Başkan Bilir, vatandaşların şahsî bilgilerini paylaşırken nelere dikkat etmesi gerektiğini de şu halde açıkladı:
“Kişisel dataları paylaşmak insan için bir muhtaçlık olabilir. Burada temel sorun, buna insanın kendisinin karar vermesidir. 6698 sayılı Kanun, ferdî data güvenliği konusunda bilgi sorumlularına çeşitli yükümlülükler getirmiştir. Lakin şahsî dataların korunmasında bireylere de düşen vazifeler bulunmaktadır. Ferdî bilgiler paylaşılmadan evvel aydınlatma metni ve gerekli ise açık istek metni dikkatlice okunmalı. İlgili bireyler, şahsî data talep eden uygulamalara karşı daha şuurlu yaklaşmalıdır. Şahıslar uygulamanın inançlı olup olmadığını sorgulayıp, araştırmalıdır. Toplumsal medyada bir paylaşım yapmadan evvel bir defa daha düşünüp, o paylaşımın şahsî datalar açısından bugün yahut gelecekte sorun teşkil edip etmeyeceğini göz önünde bulundurmalıdır. Ayrıyeten tekrar toplumsal medyada hangi paylaşımı kimlerin göreceğini belirlemek, ferdî bilgilerin güvenliğini sağlamak ismine atabilecek kıymetli bir adımdır. Bireylerin çevrimiçi ya da gerçek ortamda ortaya çıkabilecek mahremiyet ihlallerine karşı bilgi sahibi olmaları büyük değer taşımaktadır. Münasebetiyle şahsî bilgilerin korunması konusunda farkındalık kazanılmalıdır.

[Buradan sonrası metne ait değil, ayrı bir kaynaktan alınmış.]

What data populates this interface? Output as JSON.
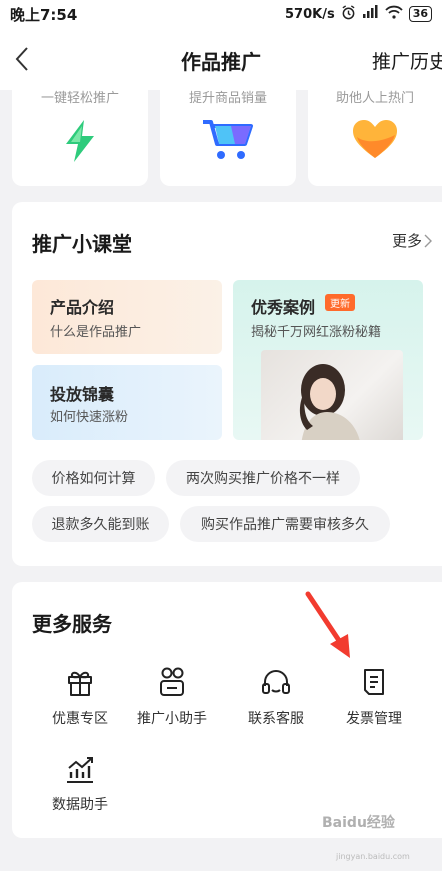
{
  "status_bar": {
    "time": "晚上7:54",
    "speed": "570K/s",
    "battery": "36"
  },
  "nav": {
    "title": "作品推广",
    "history": "推广历史"
  },
  "top_cards": [
    {
      "subtitle": "一键轻松推广",
      "icon": "lightning-icon"
    },
    {
      "subtitle": "提升商品销量",
      "icon": "shopping-cart-icon"
    },
    {
      "subtitle": "助他人上热门",
      "icon": "heart-icon"
    }
  ],
  "course": {
    "title": "推广小课堂",
    "more": "更多",
    "cards": {
      "product": {
        "title": "产品介绍",
        "subtitle": "什么是作品推广"
      },
      "kit": {
        "title": "投放锦囊",
        "subtitle": "如何快速涨粉"
      },
      "case": {
        "title": "优秀案例",
        "badge": "更新",
        "subtitle": "揭秘千万网红涨粉秘籍"
      }
    },
    "chips": [
      "价格如何计算",
      "两次购买推广价格不一样",
      "退款多久能到账",
      "购买作品推广需要审核多久"
    ]
  },
  "services": {
    "title": "更多服务",
    "items": [
      {
        "label": "优惠专区",
        "icon": "gift-box-icon"
      },
      {
        "label": "推广小助手",
        "icon": "assistant-icon"
      },
      {
        "label": "联系客服",
        "icon": "headset-icon"
      },
      {
        "label": "发票管理",
        "icon": "invoice-icon"
      },
      {
        "label": "数据助手",
        "icon": "chart-icon"
      }
    ]
  },
  "watermark": {
    "text": "Baidu经验",
    "url": "jingyan.baidu.com"
  },
  "colors": {
    "accent": "#ff6a2b",
    "arrow": "#f23b2f",
    "background": "#f2f2f4"
  }
}
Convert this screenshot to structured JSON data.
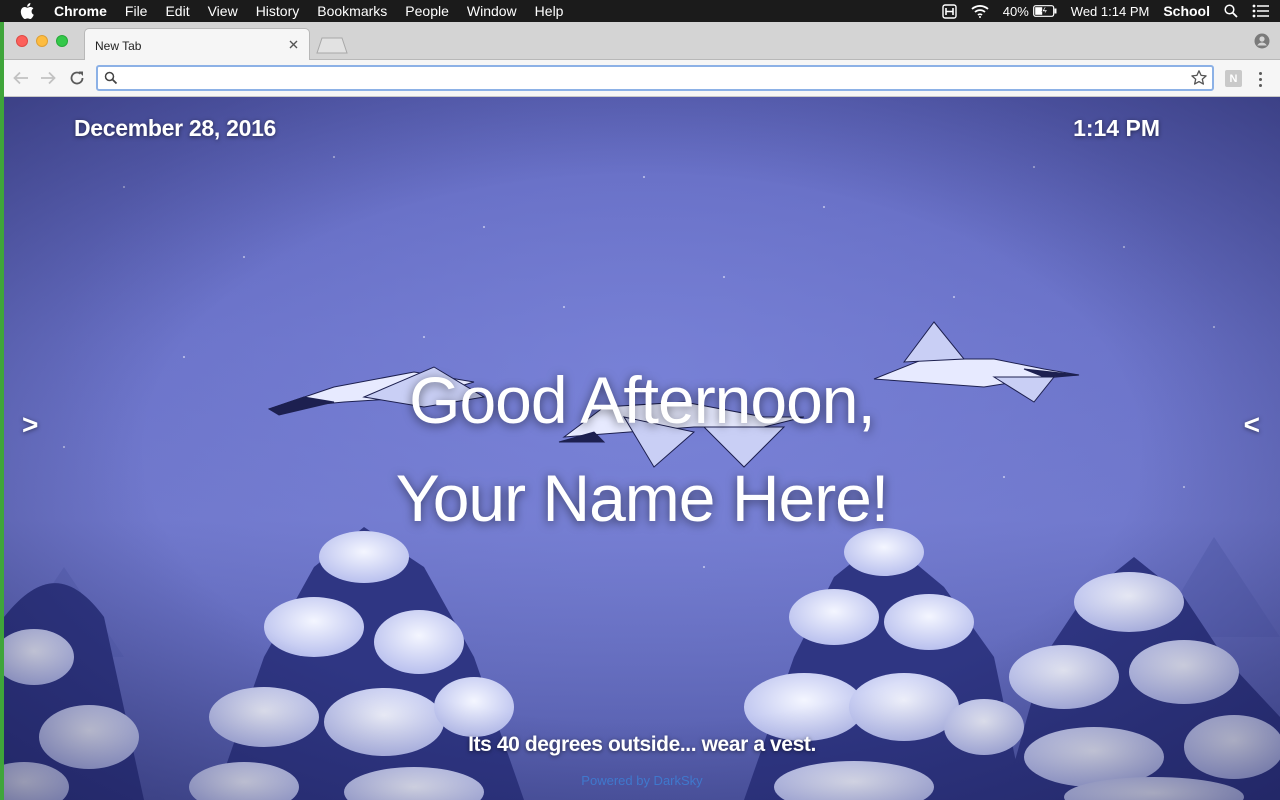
{
  "menubar": {
    "app_name": "Chrome",
    "items": [
      "File",
      "Edit",
      "View",
      "History",
      "Bookmarks",
      "People",
      "Window",
      "Help"
    ],
    "battery": "40%",
    "clock": "Wed 1:14 PM",
    "user": "School"
  },
  "browser": {
    "tab_title": "New Tab",
    "address_value": "",
    "extension_label": "N"
  },
  "page": {
    "date": "December 28, 2016",
    "time": "1:14 PM",
    "greeting_line1": "Good Afternoon,",
    "greeting_line2": "Your Name Here!",
    "next_arrow": ">",
    "prev_arrow": "<",
    "weather": "Its 40 degrees outside... wear a vest.",
    "powered_by": "Powered by DarkSky"
  },
  "colors": {
    "menubar_bg": "#1b1b1b",
    "accent_focus": "#8cb1e6",
    "background_tint": "#6a72c8",
    "powered_link": "#3d7fd6"
  },
  "icons": {
    "apple": "apple-logo-icon",
    "wifi": "wifi-icon",
    "battery": "battery-charging-icon",
    "spotlight": "spotlight-search-icon",
    "notifications": "notification-center-icon",
    "profile": "profile-icon",
    "bookmark": "star-icon"
  }
}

Zira farkındalık, güvenliğe açılan kapının anahtarıdır. Bu kapsamda ferdî datalar konusunda sorgulayıcı bir anlayışa sahip olmak gerekmektedir. Şahsî datalar, hayatın her devrinde değerli olmuştur. Ferdî bilgilerimizin hayatımızı nasıl etkilediğini anlamamız gerekir. Şahsî datalar paylaşılmadan evvel şu soruyu aklımıza getirmeliyiz: Ferdî bilgilerimi ben mi denetim edeceğim, yoksa şahsî bilgilerim mi beni denetim edecek? Şuurlu ve denetimli ferdî bilgi paylaşımı ile denetim bizde olsun diyor ilgili bireylerin denetimi elden bırakmamalarını tavsiye ediyorum.”